The rock carvings in this valley and its surroundings were first described and studied in detail by a Brit at the end of the 19th Century. In 1967 a Frenchman catalogued over 10,000 such carvings and now the whole area is very closely monitored and controlled to protect these artefacts. Amongst other controls, visitors have to keep to defined paths and must not use walking poles with metal tips.
We were almost at the end of the valley when we met one of the site wardens who checked that we knew about the restrictions applied to the area. We confirmed we did and she offered one of us rubber tips for walking poles so they could be used. We asked about the carvings and she offered to show us a couple. I was surprised by how small and indistinct two if them were. I could easily have overlooked them. The other clutch known as The chief of the tribe” were larger but still rather underwhelming.
We thanked the warden warmly and walked on, later meeting her colleague who walked a while with us and retrieved the rubber pole cups. The day was hot and it was a relief to spy the lake
and the refuge.
The refuge was not completely full but was crowded. We were put in a dortoir with 10 beds, 5 over 5, we were assigned the top bunks. But in the end only 8 beds were occupied. There was no hot water and the only shower near our dortoir had an appropriate warning notice attached. The evening meal was good but a little crowded. Breakfast was the standard fare and we were off, ready to walk, around 8am.

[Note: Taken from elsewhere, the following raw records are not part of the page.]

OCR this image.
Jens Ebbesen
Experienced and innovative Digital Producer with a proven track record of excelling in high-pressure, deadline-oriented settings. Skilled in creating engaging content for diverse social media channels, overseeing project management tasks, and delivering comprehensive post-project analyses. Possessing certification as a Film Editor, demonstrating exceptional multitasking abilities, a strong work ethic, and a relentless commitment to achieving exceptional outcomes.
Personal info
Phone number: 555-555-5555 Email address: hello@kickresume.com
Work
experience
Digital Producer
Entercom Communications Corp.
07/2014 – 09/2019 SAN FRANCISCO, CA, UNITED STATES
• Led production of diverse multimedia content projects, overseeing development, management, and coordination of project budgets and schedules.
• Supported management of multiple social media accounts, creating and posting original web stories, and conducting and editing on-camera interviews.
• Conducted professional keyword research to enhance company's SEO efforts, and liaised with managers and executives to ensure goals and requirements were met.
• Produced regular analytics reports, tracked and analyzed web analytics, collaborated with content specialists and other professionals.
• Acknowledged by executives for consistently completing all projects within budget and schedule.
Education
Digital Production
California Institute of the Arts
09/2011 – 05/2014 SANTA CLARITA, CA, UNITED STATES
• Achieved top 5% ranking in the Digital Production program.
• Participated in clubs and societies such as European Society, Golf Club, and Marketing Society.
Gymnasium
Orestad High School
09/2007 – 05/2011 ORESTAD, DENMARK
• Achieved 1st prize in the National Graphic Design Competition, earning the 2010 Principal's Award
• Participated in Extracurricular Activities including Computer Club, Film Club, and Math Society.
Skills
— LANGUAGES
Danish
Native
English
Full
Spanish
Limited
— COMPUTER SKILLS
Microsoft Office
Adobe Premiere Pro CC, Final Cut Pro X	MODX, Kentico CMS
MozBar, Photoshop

During this day the countryside became more gentle and we had our first convincing sight of the sea. We started by climbing to the lake that provided water to the Refuge. We first encountered the barrage wall
and walked past the lake above the barrage. We continued climbing passing more small lakes until we reached the Lacs du Diable
and beyond the Pas du Diable (2436m).
This was a hot day, high twenties or even 30C I think, and it was a long walk to our next stop. The views were striking but a lot less dramatic than heretofore. In the more open countryside we struggled to find some shade for our lunch.
After the climb on the side of the hill in the photo above we had the disappointment of a descent and another climb to reach the Col des Trois Communes.
The redoubt was built in 1897 and was the first military building to use both stone and reinforced concrete, though the reinforced concrete was only used on the Italian facing walls. Around the area there were several remnants of military buildings including this barrack block we passed a little later.
The redoubt was the site of fierce fighting in April 1945 (http://www.cheminsdememoire.gouv.fr/en/redoubt-3-communes) and there is a memorial close by to the French forces involved.
There were another 2 or 3 kms to go before we reached our overnight stop around 4.30pm. The walk was mostly on tarmac down to a place called Camp d’Argent, no doubt a name derived from the old military ruins thereabouts. There were still impressive sights to gaze at.
Our overnight stop was L’Estive (1737m) a very comfortable Gite just opposite a ski drag lift.